The whole point of trying to reform the redistricting process is to prevent such shenanigans — to get both sensibly drawn districts as well as avoid the unseemly spectacle of legislators choosing their voters and not the other way around. Yet that’s exactly what this move enables. The only reason why mapmakers — be they a bipartisan commission or the majority party alone — need to know where legislators live is to draw lines favorable for the incumbents. Oops, we can’t draw the lines that way — that would put Sen. Flugelhorn and Sen. Hornblower in the same district. Or, if you’re intending mischief for the other side: You know, if we drew the lines this way and not that way, we could put Flugelhorn and Hornblower in the same district. Let them fight it out! Virginia Cage Match!

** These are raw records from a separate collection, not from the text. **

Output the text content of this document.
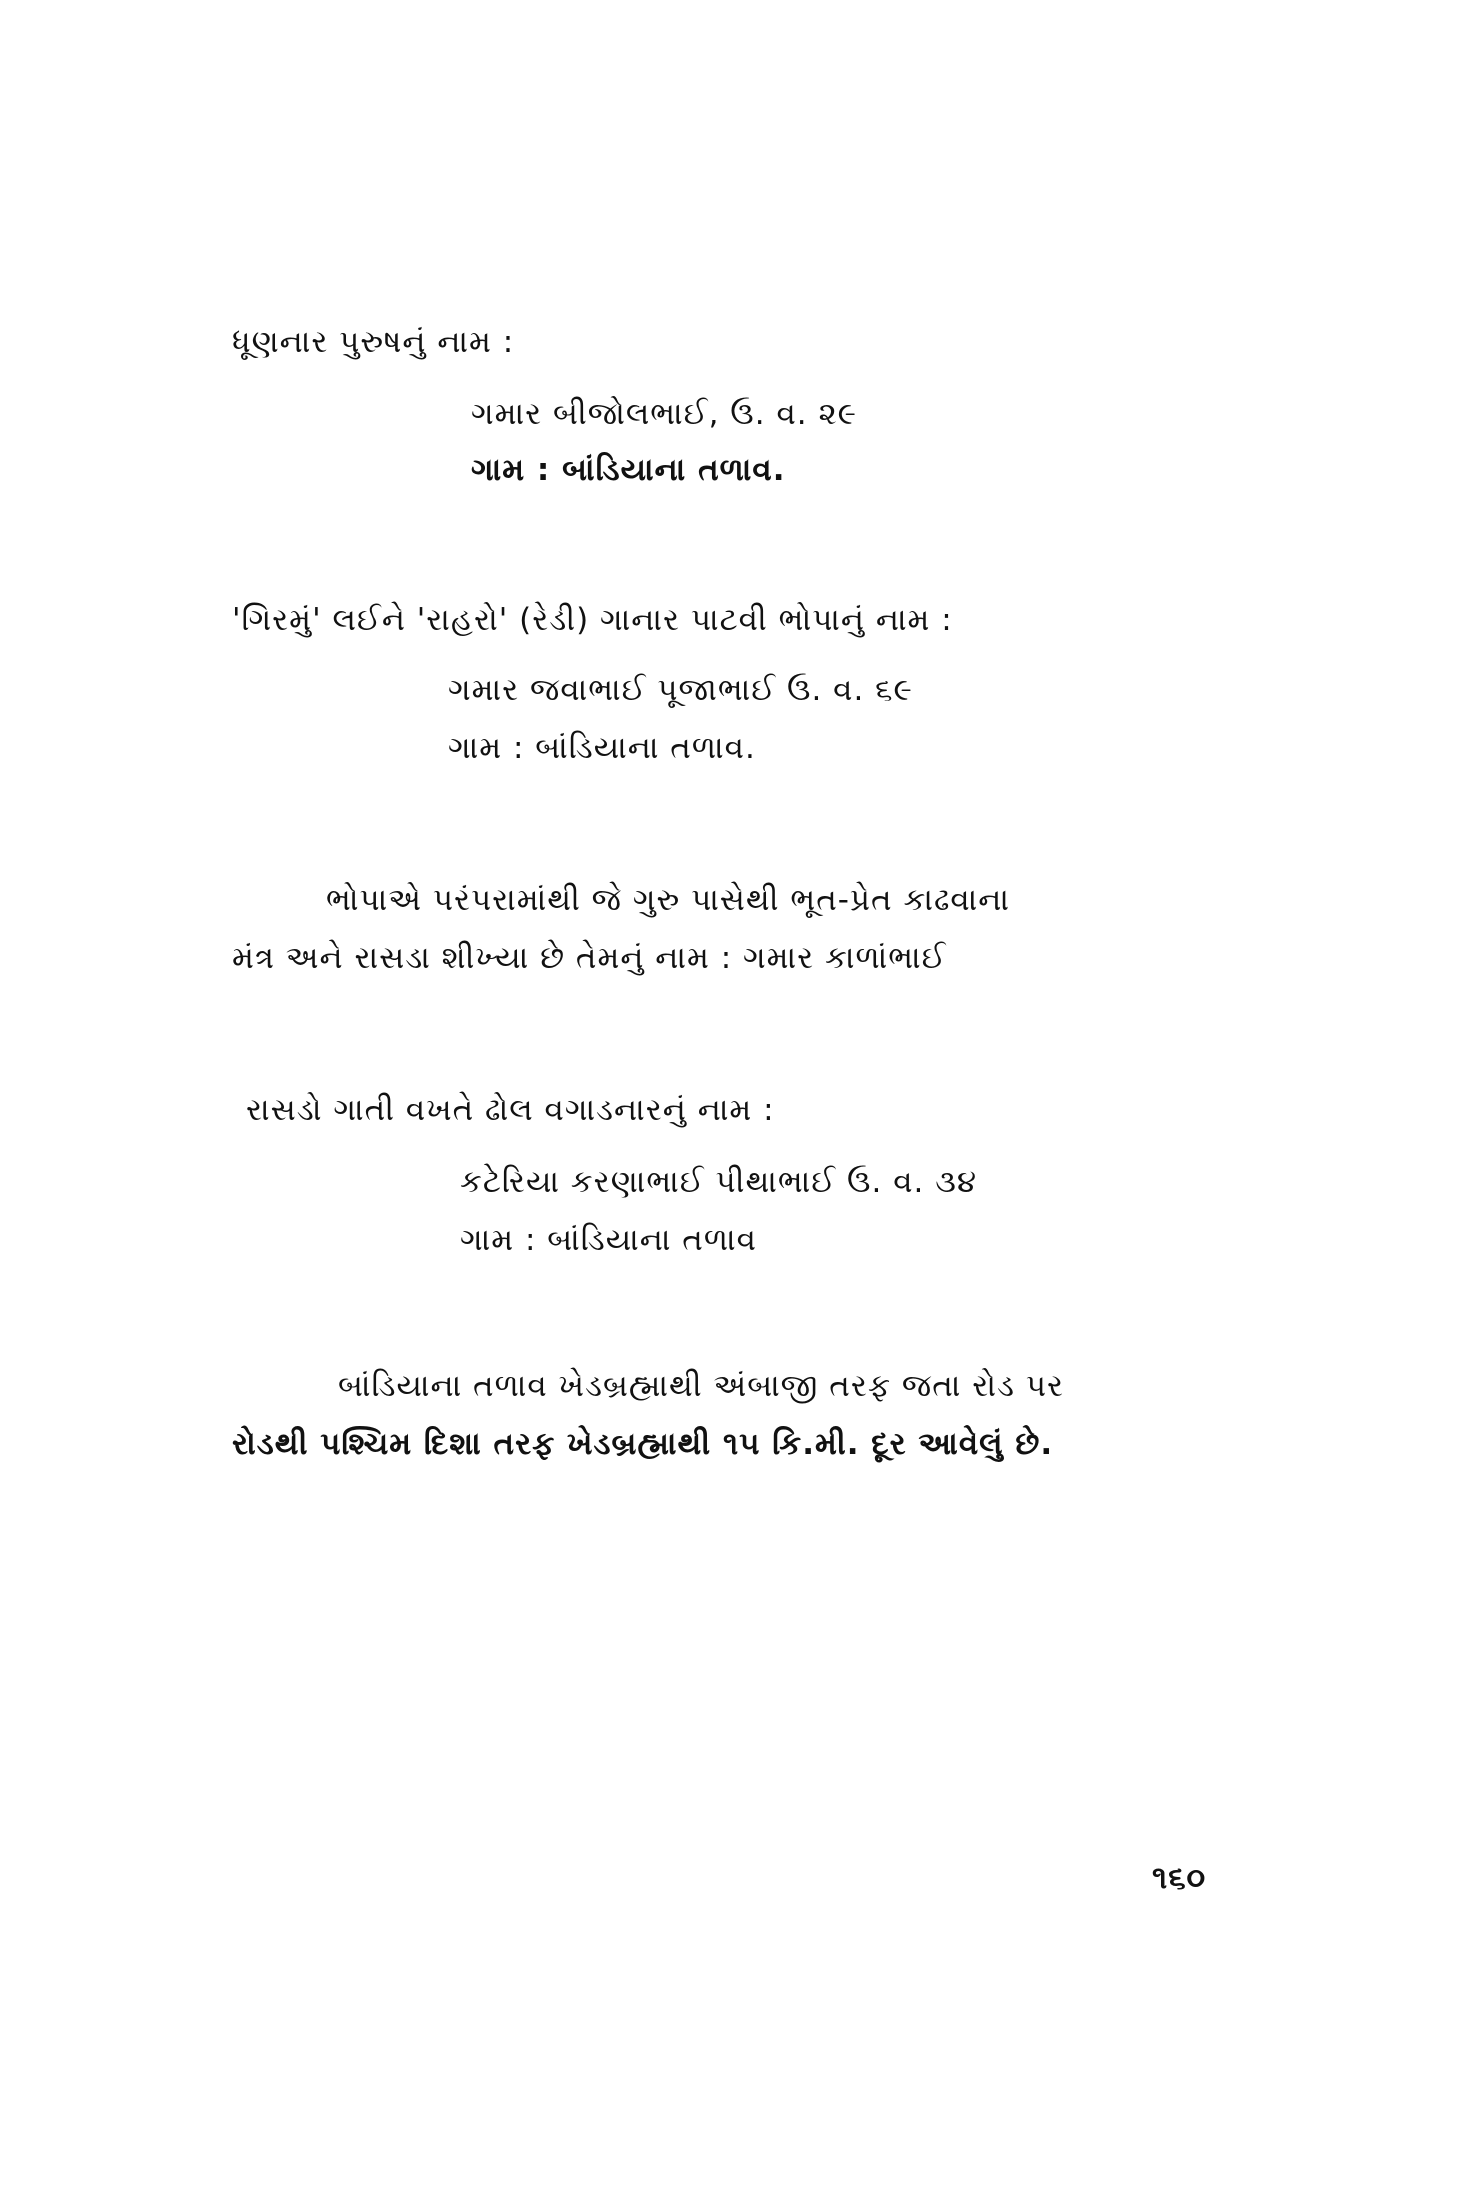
ધૂણનાર પુરુષનું નામ :
ગમાર બીજોલભાઈ, ઉ. વ. ૨૯
ગામ : બાંડિયાના તળાવ.
'ગિરમું' લઈને 'રાહરો' (રેડી) ગાનાર પાટવી ભોપાનું નામ :
ગમાર જવાભાઈ પૂજાભાઈ ઉ. વ. ૬૯
ગામ : બાંડિયાના તળાવ.
ભોપાએ પરંપરામાંથી જે ગુરુ પાસેથી ભૂત-પ્રેત કાઢવાના
મંત્ર અને રાસડા શીખ્યા છે તેમનું નામ : ગમાર કાળાંભાઈ
રાસડો ગાતી વખતે ઢોલ વગાડનારનું નામ :
કટેરિયા કરણાભાઈ પીથાભાઈ ઉ. વ. ૩૪
ગામ : બાંડિયાના તળાવ
બાંડિયાના તળાવ ખેડબ્રહ્માથી અંબાજી તરફ જતા રોડ પર
રોડથી પશ્ચિમ દિશા તરફ ખેડબ્રહ્માથી ૧૫ કિ.મી. દૂર આવેલું છે.
૧૬૦
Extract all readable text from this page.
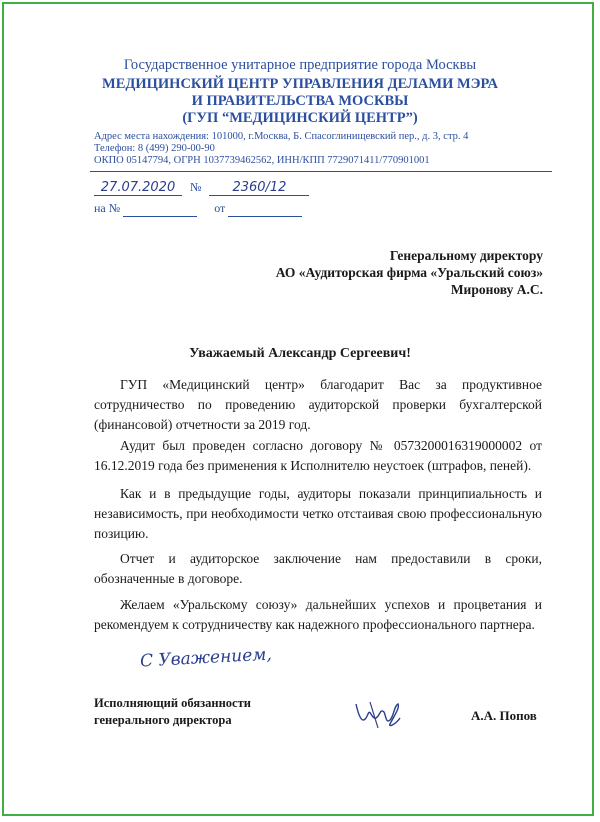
Государственное унитарное предприятие города Москвы
МЕДИЦИНСКИЙ ЦЕНТР УПРАВЛЕНИЯ ДЕЛАМИ МЭРА
И ПРАВИТЕЛЬСТВА МОСКВЫ
(ГУП “МЕДИЦИНСКИЙ ЦЕНТР”)
Адрес места нахождения: 101000, г.Москва, Б. Спасоглинищевский пер., д. 3, стр. 4
Телефон: 8 (499) 290-00-90
ОКПО 05147794, ОГРН 1037739462562, ИНН/КПП 7729071411/770901001
27.07.2020 № 2360/12
на №	от
Генеральному директору
АО «Аудиторская фирма «Уральский союз»
Миронову А.С.
Уважаемый Александр Сергеевич!

ГУП «Медицинский центр» благодарит Вас за продуктивное сотрудничество по проведению аудиторской проверки бухгалтерской (финансовой) отчетности за 2019 год.

Аудит был проведен согласно договору № 0573200016319000002 от 16.12.2019 года без применения к Исполнителю неустоек (штрафов, пеней).

Как и в предыдущие годы, аудиторы показали принципиальность и независимость, при необходимости четко отстаивая свою профессиональную позицию.

Отчет и аудиторское заключение нам предоставили в сроки, обозначенные в договоре.

Желаем «Уральскому союзу» дальнейших успехов и процветания и рекомендуем к сотрудничеству как надежного профессионального партнера.

С Уважением,
Исполняющий обязанности
генерального директора	А.А. Попов
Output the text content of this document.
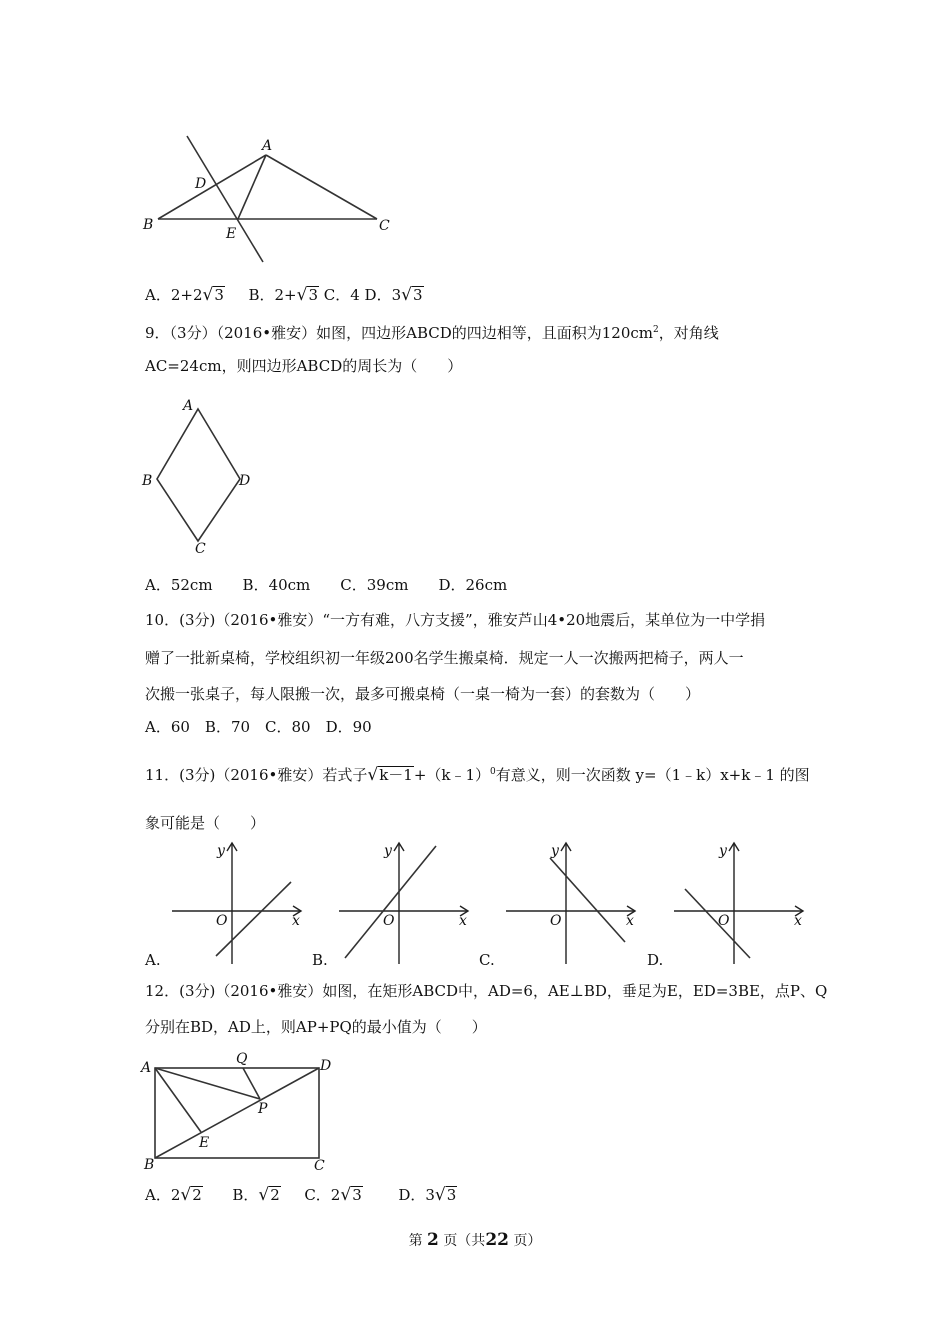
A
B	C
D
E
A．2+2√3 B．2+√3 C．4 D．3√3
9．（3分）（2016•雅安）如图，四边形ABCD的四边相等，且面积为$120cm^2$，对角线
AC=24cm，则四边形ABCD的周长为（　　）
A
B
C
D
A．52cm　　B．40cm　　C．39cm　　D．26cm
10．(3分)（2016•雅安）“一方有难，八方支援”，雅安芦山4•20地震后，某单位为一中学捐
赠了一批新桌椅，学校组织初一年级200名学生搬桌椅．规定一人一次搬两把椅子，两人一
次搬一张桌子，每人限搬一次，最多可搬桌椅（一桌一椅为一套）的套数为（　　）
A．60　B．70　C．80　D．90
11．(3分)（2016•雅安）若式子√k－1+（k﹣1）$^0$有意义，则一次函数 y=（1﹣k）x+k﹣1 的图
象可能是（　　）
y
x
O
y
x
O
y
x
O
y
x
O
A.	B.	C.	D.
12．(3分)（2016•雅安）如图，在矩形ABCD中，AD=6，AE⊥BD，垂足为E，ED=3BE，点P、Q
分别在BD，AD上，则AP+PQ的最小值为（　　）
A
B	C
D
E
P
Q
A．2√2 B．√2 C．2√3 D．3√3
第 2 页（共22 页）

Voters who intend to vote “no” on Amendment One are saying they’re quite content with that — as long as the results benefit Democrats. Voters checking off “yes,” however, are likely saying they want the lines drawn without respect for where legislators live. Legislators, by last week’s home address vote, have now undermined that. And, lo, it was a bipartisan vote! Two Democrats (Del. Marcus Simon and state Sen. Janet Howell, both of Fairfax County) joined with three Republicans (Sen. Jill Vogel, R-Fauquier County, and Dels. Les Adams, R-Pittsylvania County and Chris Runion, R-Rockingham County) for a 5-3 majority. Three Democrats — Dels. Joe Lindsey of Norfolk and Cia Price of Newport News and state Sen. Creigh Deeds of Bath County — voted against.
Howell was quite plain about her “yes” vote: “The argument for including incumbents’ residences was the belief that we actually are not equal to everybody else. We have been elected in the past. And that should give us special status. Now whether anybody thinks that way anymore, I don’t know. But that was the thinking back 10 years ago.”
This vote signals what we could get from a bipartisan commission — a bipartisan agreement to protect incumbents from both parties. And yet the only option is to allow Democrats to have unfettered power to draw the lines the way they choose. By this vote, Democratic incumbents have an advantage either way.
Voters who want lines drawn without special favors for incumbents are simply out of luck. Like we said: The fix is in.